Ah I thought it worked against it.

>carrying teepes everywhere to keep up with their goddamn buffalo
>implying wheels wouldnt make it easier

I dunno. Wi-Fi is really good at penetrating things and many parts of the human body are extremely sensitive to radiation.

STOP POSTING THIS GIF

Don't forget industrial agriculture, especially GMOs.
>We need to get rid of pests on our plants
>Let's make them toxin-resistant so we can spray more pesticide to kill more pests
>But what about the pests that adapt?
>Next year we'll make the plants even more resistant and increase the potency of our pesticides
>That sounds like a perfectly reasonable and indefinitely sustainable system of agriculture; good job fellas

Madness. Permaculture 4 lyfe.

No way some dutch perv didn't draw a vagina

Teflon

this practice carried on to the 19th century
en.wikipedia.org/wiki/Bloodletting

Also, dams (especially in the Western US) are responsible for billions of gallons of lost water through evaporation of water sitting in reservoirs. Combined with the rapid depletion of underground aquifers (The Ogallala for example took ~500 million years to fill, and is at risk of being depleted entirely in the next 50-100 years at current usage). There's a risk of turning the breadbasket of America into a barren wasteland totally unfit for industrial agriculture.

Antidepressants are also something future people will point to as being something at best woefully ineffective and in many instances detrimental to the well being of its users. An unfortunate example of a particularly prescription-zealous era in western medicine propelled by the active machinations of pharmaceutical companies. Between kickbacks for doctors that incentivizes throwing pills at patients, regulatory capture of oversight bodies (like the FDA) by former drug company execs and diligent lobbying for legislation in their favor the current era of western medicine will undoubtedly be seen as pill-happy. Already we see lots of fingers being pointed about the "opiate epidemic" spurred by the wheeling & dealing of prescription painkillers.

you might be retarded

Guise, guise
Guise?
Salamanders can extinguish flames you guise

>CSI: Chinese Scythe Inspector

I'm not sure if this is a bad meme, but the native americans (at least in MesoAmerica and South America) did. We've found toys with wheels, wheelbarrows, wheel-roll tracks, etc...

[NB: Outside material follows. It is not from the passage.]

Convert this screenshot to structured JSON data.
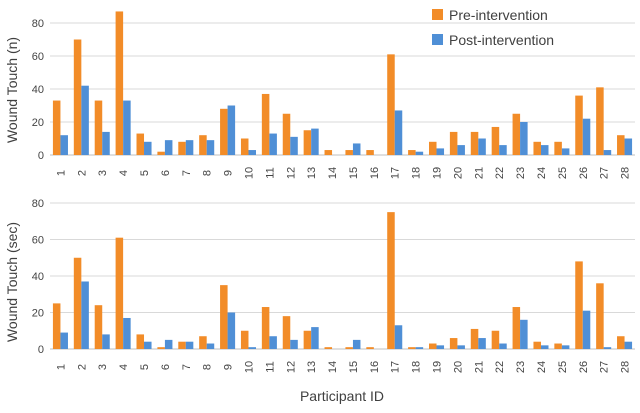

The oligarchy will get it first.

The proles will resent them so much that the oligarchy will get lots of plastic surgery to avoid getting hunted down for being im-morties.

Tfw we actually have God-kings.

Also the war on drugs will probably be seen as a colossal fuck-up. Like, "what the fuck were they thinking" kind of thing. It never achieved anything it set out to do bloated the justice system with non-violent offenders, bloated police budgets and in many respects only prodded the drug suppliers to grow larger, more organized & more violent. It'll be the "prohibition" of the 20th and early 21st century.

Not without draft animals, no. It's like you don't know anything about how wheels were actually used.

>what is a hand drawn cart
Granted, a sled could do the same thing, but a cart would still be preferable in most conditions

>other half of the hemisphere still can't into wheels

Chemotherapy should hopefully be up there

Considering how we operate day-to-day, it's not that surprising. Most people have kinds of superstitions and rituals that they never question, lucky charms is an obvious example. If someone has a lucky bracelet, they're not going to do controlled tests on its luck because they already fully believe in the luck, due to whatever reason.

It's interesting how there are some parallels with Chinese traditional medicine, with its 5 poles, focus on herbs and food, and diseases caused by excesses of heat, water, etc. The humours were just the european version of that style of thinking.

Nutrition without a doubt. The fact that the top medical research into nutrition totally changes the paradigm every 10 years or so indicates we really don't understand it.

Doesn't help that we have all there Veeky Forums-tier wive's tales like "it's just oats n proteins brah" muddying the pool for the public.